Professor Budd is one of the founders of Bath Taps into Science, a major hands-on science festival that has won several national prizes. He was awarded an OBE for services to science and maths education last October.

Public lectures

In his role as Professor of Geometry at Gresham College, Chris Budd will continue the 419-year-old tradition of delivering free lectures aimed at the public within the City of London and beyond.

The series of six lectures starting in October 2016 will be on Mathematics and the Making of the Modern and Future World. The six lectures will investigate how mathematics is relevant to all of our lives, and the process by which mathematical ideas move from the abstract to the practical, and also how technology is transferred between very different disciplines.

The lectures, held at the Museum of London, will show the role of mathematics both in the technology that we all take for granted, and also its major applications to some of the Eight Great Technologies, recently identified by HM Government.

Full lecture descriptions are available on the Gresham College website: www.gresham.ac.uk

Applying mathematics to the real world

Chris Budd is Professor of Applied Mathematics and Director of the Centre of Nonlinear Mechanics at the University of Bath. He is also Chair of Mathematics at the Royal Institution and Professor of the Public Understanding of Mathematics at the Institute of Mathematics and its Applications.
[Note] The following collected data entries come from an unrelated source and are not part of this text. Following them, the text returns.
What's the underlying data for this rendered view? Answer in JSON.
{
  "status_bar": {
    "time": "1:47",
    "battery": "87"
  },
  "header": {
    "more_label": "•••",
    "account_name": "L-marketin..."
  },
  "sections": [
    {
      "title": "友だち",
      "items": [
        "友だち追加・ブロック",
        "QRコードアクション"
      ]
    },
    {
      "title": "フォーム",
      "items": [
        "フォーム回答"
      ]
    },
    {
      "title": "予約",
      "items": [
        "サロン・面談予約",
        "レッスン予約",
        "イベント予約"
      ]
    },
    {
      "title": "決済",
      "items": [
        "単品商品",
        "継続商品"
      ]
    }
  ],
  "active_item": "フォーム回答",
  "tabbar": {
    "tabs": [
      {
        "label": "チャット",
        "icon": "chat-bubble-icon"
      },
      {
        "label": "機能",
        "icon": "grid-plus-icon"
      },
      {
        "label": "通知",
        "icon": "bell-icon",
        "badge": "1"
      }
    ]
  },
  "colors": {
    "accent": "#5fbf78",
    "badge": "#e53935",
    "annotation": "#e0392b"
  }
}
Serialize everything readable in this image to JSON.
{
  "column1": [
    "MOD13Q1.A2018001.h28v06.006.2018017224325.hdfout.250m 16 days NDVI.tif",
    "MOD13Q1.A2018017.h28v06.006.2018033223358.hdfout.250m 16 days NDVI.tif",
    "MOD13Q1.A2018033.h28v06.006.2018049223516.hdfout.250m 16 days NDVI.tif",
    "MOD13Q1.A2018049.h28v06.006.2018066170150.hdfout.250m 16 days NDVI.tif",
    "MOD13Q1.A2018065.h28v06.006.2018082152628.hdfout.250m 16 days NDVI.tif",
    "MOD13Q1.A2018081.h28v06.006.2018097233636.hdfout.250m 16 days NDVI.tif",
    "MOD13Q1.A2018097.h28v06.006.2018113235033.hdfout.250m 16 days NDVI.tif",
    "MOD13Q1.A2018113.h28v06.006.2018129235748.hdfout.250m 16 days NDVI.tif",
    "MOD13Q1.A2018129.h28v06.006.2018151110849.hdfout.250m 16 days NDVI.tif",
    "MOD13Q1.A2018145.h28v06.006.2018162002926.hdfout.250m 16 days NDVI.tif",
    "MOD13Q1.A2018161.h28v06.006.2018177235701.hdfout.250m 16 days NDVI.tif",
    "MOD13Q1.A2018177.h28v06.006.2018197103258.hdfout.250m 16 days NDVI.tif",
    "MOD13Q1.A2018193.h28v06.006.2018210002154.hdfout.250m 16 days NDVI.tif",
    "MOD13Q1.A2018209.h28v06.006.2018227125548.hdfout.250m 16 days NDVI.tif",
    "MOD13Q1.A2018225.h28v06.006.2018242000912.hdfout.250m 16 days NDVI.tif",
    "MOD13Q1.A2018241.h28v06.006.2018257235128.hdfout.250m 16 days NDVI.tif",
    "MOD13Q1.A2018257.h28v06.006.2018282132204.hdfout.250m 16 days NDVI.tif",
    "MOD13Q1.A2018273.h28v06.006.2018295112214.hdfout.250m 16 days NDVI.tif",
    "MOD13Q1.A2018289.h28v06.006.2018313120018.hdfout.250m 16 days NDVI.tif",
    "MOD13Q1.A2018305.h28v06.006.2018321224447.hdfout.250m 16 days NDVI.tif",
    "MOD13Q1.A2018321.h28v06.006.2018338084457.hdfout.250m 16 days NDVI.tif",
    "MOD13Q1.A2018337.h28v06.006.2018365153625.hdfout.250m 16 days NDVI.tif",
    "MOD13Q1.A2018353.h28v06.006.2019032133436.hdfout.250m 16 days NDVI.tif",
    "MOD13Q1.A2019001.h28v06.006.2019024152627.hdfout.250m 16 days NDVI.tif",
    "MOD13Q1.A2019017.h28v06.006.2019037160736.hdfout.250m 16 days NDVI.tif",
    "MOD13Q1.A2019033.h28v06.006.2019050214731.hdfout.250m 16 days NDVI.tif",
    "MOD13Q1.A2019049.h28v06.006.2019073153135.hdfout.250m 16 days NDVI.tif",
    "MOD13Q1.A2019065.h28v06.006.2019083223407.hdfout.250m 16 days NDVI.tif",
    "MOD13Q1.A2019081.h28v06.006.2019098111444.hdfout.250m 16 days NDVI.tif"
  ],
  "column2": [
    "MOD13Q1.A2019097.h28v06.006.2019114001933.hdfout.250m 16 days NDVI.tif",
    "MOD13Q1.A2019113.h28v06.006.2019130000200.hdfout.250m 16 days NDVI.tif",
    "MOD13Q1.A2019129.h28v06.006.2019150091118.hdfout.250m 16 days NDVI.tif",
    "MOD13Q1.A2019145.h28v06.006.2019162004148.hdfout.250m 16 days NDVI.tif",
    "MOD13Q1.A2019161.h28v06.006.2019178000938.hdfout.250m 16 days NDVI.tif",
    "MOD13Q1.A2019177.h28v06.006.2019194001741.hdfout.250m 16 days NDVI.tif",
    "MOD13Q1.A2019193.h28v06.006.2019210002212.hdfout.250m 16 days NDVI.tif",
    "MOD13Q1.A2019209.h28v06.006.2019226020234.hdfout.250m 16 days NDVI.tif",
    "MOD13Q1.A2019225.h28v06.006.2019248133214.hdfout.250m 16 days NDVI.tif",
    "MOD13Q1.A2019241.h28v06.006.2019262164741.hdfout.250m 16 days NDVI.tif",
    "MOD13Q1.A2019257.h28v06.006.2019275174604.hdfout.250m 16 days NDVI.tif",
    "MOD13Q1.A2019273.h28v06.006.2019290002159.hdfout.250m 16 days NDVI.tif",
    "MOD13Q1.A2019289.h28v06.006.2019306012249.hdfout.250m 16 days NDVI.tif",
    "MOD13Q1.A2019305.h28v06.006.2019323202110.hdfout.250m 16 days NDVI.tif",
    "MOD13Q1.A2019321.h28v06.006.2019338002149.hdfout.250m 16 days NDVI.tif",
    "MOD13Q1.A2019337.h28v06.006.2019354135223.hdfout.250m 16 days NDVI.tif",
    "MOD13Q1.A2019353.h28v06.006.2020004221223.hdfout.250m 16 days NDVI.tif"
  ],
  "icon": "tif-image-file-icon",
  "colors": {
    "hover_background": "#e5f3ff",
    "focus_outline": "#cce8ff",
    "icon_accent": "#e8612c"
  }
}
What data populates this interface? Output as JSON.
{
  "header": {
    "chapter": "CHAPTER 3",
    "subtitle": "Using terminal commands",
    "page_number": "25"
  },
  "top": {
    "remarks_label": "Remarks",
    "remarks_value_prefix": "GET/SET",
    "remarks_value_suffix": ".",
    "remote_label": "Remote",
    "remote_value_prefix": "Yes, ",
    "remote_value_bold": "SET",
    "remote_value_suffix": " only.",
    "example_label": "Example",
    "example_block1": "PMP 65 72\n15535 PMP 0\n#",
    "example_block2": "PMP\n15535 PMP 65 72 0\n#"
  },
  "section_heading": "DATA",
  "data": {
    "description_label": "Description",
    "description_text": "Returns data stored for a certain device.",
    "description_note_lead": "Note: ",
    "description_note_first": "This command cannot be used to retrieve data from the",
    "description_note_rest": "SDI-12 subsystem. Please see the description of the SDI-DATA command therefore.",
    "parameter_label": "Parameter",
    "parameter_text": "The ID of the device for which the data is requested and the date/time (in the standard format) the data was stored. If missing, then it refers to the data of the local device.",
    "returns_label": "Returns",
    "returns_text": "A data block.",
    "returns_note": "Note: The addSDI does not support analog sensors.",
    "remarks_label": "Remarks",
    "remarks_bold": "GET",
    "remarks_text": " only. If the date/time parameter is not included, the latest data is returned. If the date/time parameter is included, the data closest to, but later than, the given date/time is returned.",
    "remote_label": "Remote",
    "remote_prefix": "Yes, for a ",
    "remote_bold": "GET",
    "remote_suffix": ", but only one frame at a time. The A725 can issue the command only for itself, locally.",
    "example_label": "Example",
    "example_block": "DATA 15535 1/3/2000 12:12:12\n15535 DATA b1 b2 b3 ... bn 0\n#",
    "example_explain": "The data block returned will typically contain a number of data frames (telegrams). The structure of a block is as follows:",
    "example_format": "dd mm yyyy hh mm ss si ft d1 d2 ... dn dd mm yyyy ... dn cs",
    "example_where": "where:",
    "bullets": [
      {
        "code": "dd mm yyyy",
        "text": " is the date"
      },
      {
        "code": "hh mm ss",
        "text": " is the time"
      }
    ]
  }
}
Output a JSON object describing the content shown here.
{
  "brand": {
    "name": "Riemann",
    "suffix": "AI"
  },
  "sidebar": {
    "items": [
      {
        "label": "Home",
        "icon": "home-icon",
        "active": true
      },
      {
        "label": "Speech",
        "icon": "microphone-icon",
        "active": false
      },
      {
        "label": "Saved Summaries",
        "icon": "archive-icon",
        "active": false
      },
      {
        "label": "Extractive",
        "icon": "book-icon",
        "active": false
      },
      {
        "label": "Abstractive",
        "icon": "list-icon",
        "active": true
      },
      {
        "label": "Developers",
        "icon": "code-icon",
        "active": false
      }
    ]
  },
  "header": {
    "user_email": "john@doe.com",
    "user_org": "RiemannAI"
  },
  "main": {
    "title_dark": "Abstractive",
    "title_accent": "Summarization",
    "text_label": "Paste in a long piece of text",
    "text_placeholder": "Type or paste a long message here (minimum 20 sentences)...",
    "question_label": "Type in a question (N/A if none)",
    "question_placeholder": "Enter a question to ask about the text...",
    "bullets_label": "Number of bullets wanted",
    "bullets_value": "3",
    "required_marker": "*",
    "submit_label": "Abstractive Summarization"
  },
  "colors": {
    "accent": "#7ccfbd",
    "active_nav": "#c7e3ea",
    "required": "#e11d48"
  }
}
His broad research interests are based on interdisciplinary industrial and applied mathematics, particularly in complex nonlinear problems arising in real applications. He is actively engaged in research in collaboration with the Met Office (resulting in his algorithms being incorporated into the Met Office operational weather forecasting code), and is involved in climate modelling using mathematical and computational methods, which has led him to a number of cross-industry collaborations.

Professor Budd said: “I believe very strongly indeed that the excitement and importance of mathematics and science should be communicated to as wide an audience as possible. The appointment to the Gresham Professorship is a fantastic opportunity to do just this, whether in person in London or online through the website.

“The key message that I want to convey in the series of free lectures is that mathematics is as important as the air around us; it surrounds all that we do, it is not always noticed, but without it we couldn’t survive. Mathematics is extremely important in all of our lives and it will become increasingly so in the future. The possibility of promoting this message and exciting people in this mathematics is something which I look forward to in this appointment at Gresham College.”

400 year old tradition

The Geometry chair at Gresham College is the oldest in Britain, dating back to the College’s founding in 1597. Gresham College was the first higher education institution in England besides the Universities of Oxford and Cambridge, and it was created with the guiding principle of providing free education to the people of London so that England could maintain a position at the forefront of a global economy. Gresham College’s central position in science and mathematics saw the Royal Society formed within the College, and past luminaries include Henry Briggs, Sir Christopher Wren, Robert Hooke, Sir Christopher Zeeman and Sir Roger Penrose.

The College continues to fill lecture halls for its free public lectures every week. All Gresham lectures are also made available online after the event, as a part of the archive of over 2,000 lectures, where the large worldwide audience continues to benefit from Sir Thomas Gresham’s desire to disseminate knowledge to the public free of charge.